The benefits of work redesign have even shown up in some unlikely places--like the bedroom. After moving 200 bankers from pricey downtown Boston office space to cheaper digs in Framingham, Mass., Fleet Financial Group got pounded with a raft of complaints about longer commutes, smaller support staff, and a focus on pumping out as many loans as possible instead of providing quality and customer service. With the help of researchers from Radcliffe's Public Policy Institute, telecommuting options were offered. A new backlog manager was hired to handle the overload, and officers were allowed to swap loans with each other. It didn't take long for the bad feelings to die down. The number of employees who reported struggling with insomnia dropped by 35%.

The upsides aren't surprising, considering a recent poll by Los Angeles-based Flexible Resources Inc., in which 56% of managers say employees with flexible schedules are more productive per hour. That kind of positive buzz is what has driven work redesign successes at such places as Ernst & Young, Hewlett-Packard, Bank of America, and Lucent Technologies.

But for all the demonstrated benefits of these changes, the majority of companies have yet to sign on. David Meador is vice-president and controller of DTE Energy Co. in Detroit, where he fought hard to implement what he calls work redesign "interventions." Prior to his stint at DTE, he sweated just as much over pushing through work redesign changes at Chrysler Corp., where he was the controller of the Mopar parts division until 1997. At both companies, most employees were unhappy with their work-life balance.
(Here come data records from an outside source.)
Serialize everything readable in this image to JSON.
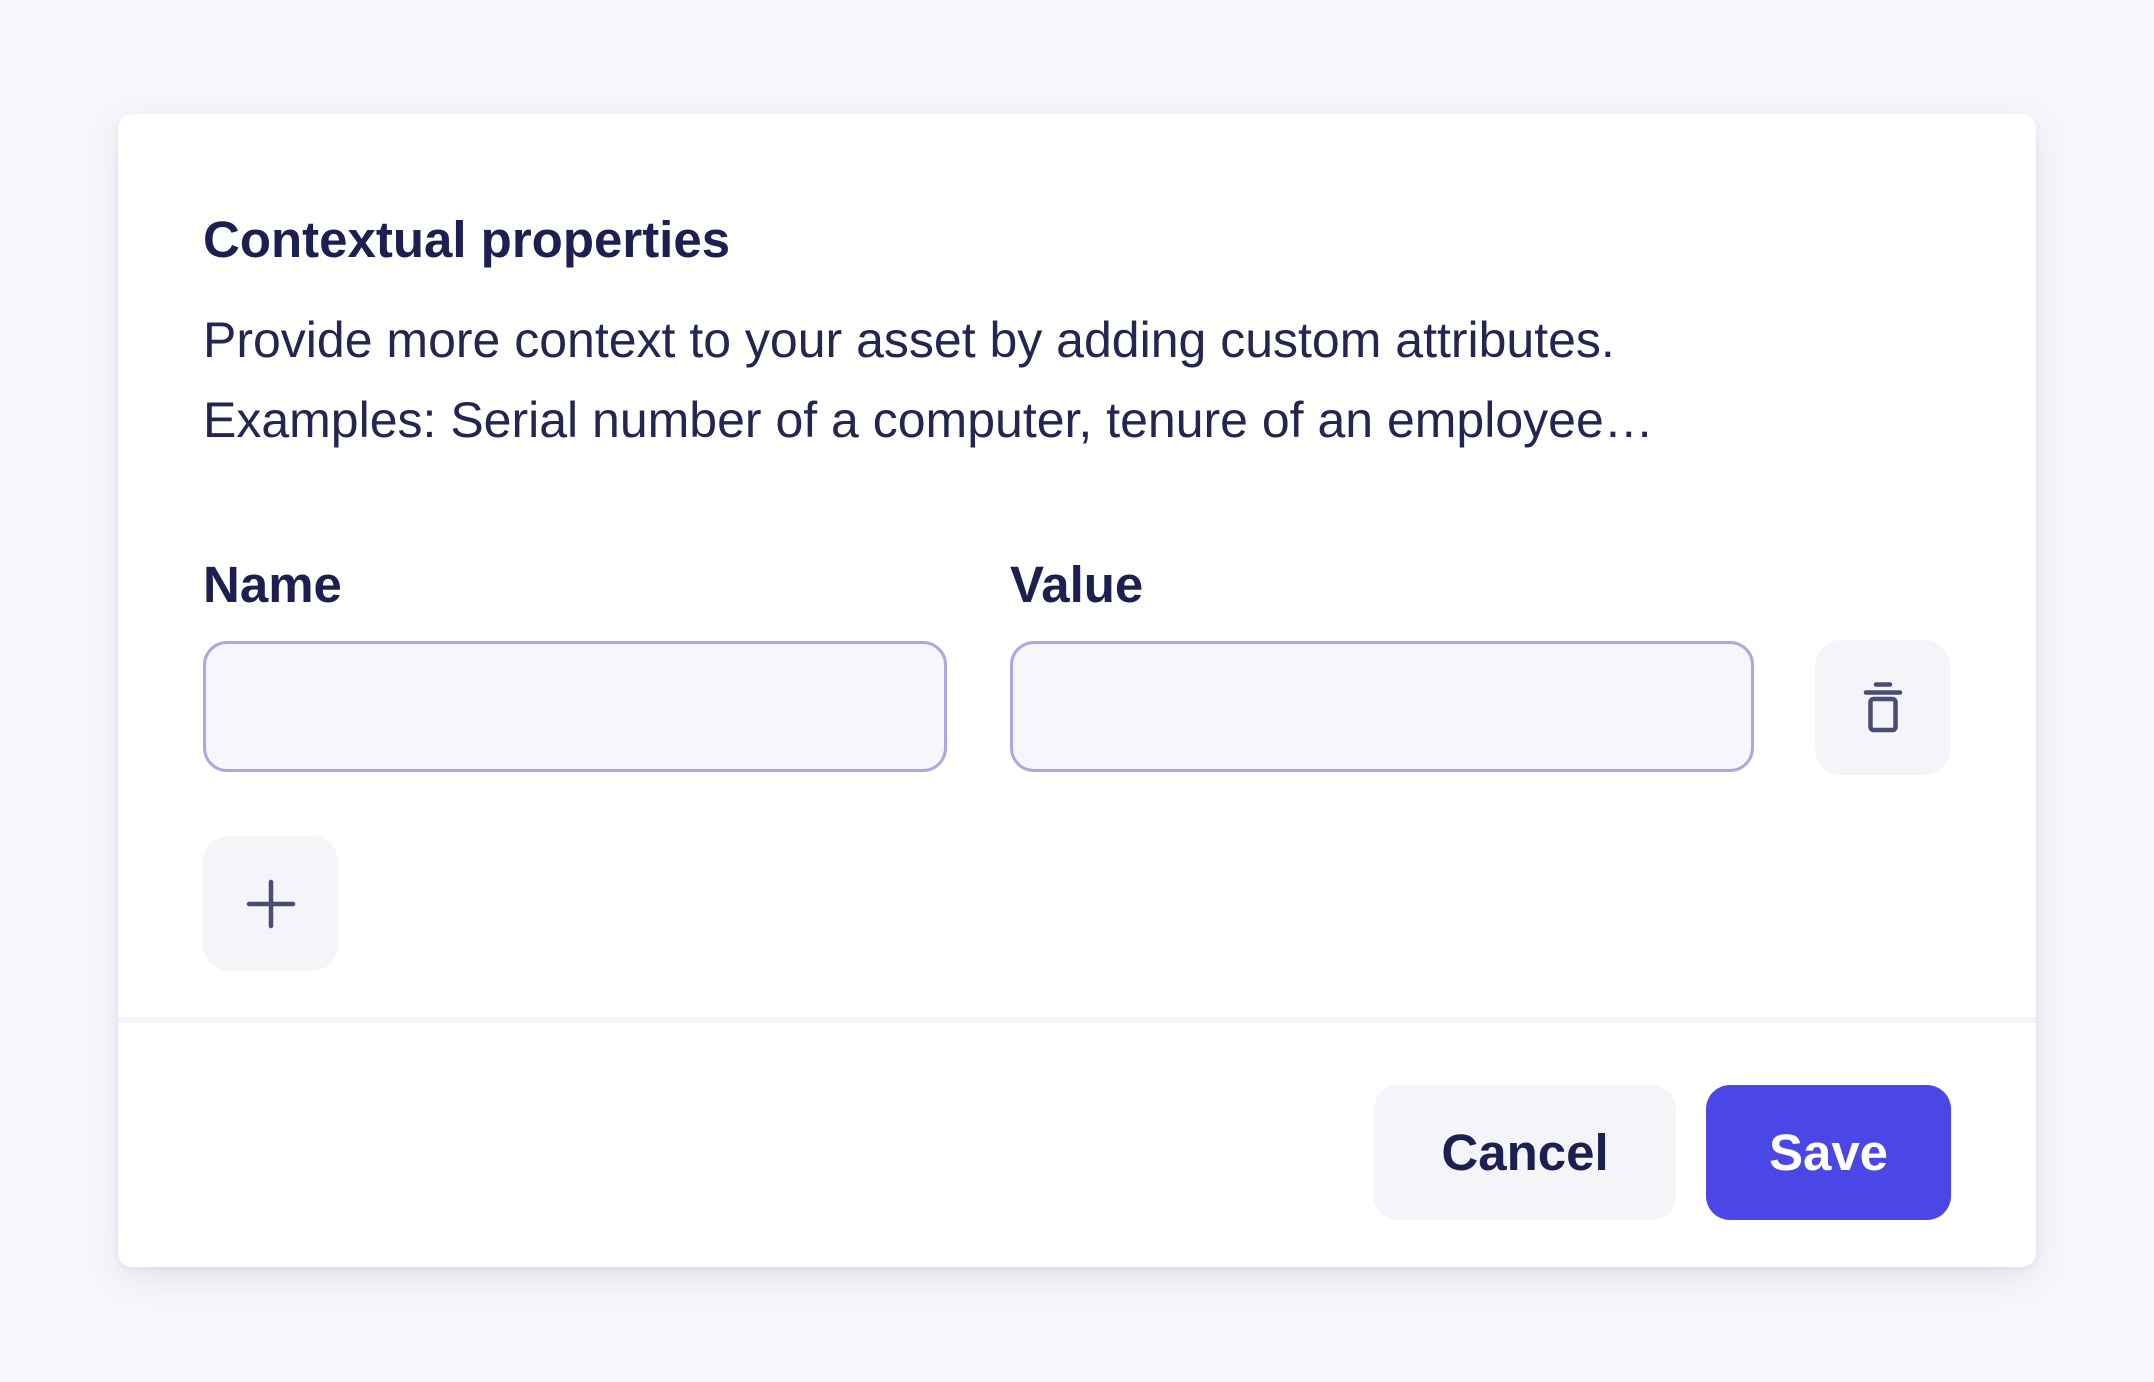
{
  "dialog": {
    "title": "Contextual properties",
    "description_lines": [
      "Provide more context to your asset by adding custom attributes.",
      "Examples: Serial number of a computer, tenure of an employee…"
    ]
  },
  "fields": {
    "name_label": "Name",
    "value_label": "Value",
    "name_value": "",
    "value_value": ""
  },
  "icons": {
    "delete": "trash-icon",
    "add": "plus-icon"
  },
  "footer": {
    "cancel_label": "Cancel",
    "save_label": "Save"
  },
  "colors": {
    "page_background": "#f7f7fb",
    "card_background": "#ffffff",
    "heading_text": "#1c1f4f",
    "input_border": "#aaa8e4",
    "input_fill": "#f6f6fb",
    "icon_button_fill": "#f4f4f9",
    "primary": "#4b47e7"
  }
}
But their cultures did not allow the matter to be discussed, says Meador. "At first, executives said, `it's not an issue here,' and `we don't need it,"' he says. "This happened to be coming from white males who had worked 70 hours a week their whole lives. They didn't see it as a problem for them, so they didn't think it was a problem for anybody else." The face-time, company-first culture at DTE was so pervasive in the account and finance departments that people took vacation days when they were ill for fear that having sick days on their records would mar chances for promotions.

Meador set about changing this mindset in a work redesign pilot program launched this year. Gone is the hall-monitor atmosphere in which some workers felt they had to sneak out early even when they were legitimately owed time off. "Now, the focus is on whether we produce, not on how or where or when we do it," says DTE financial consultant Lisa Sexton-Garon.

Not long ago, DTE might have gone the way of the faddish fix-it: $200 nights on the town and complimentary dry-cleaning pickups at employee cubicles. But a new generation of smart companies isn't hesitating to admit something's wrong and throw out the old playbook. These are essential moves for those corporations that don't want to be considered the crotchety holdovers of another work-life age.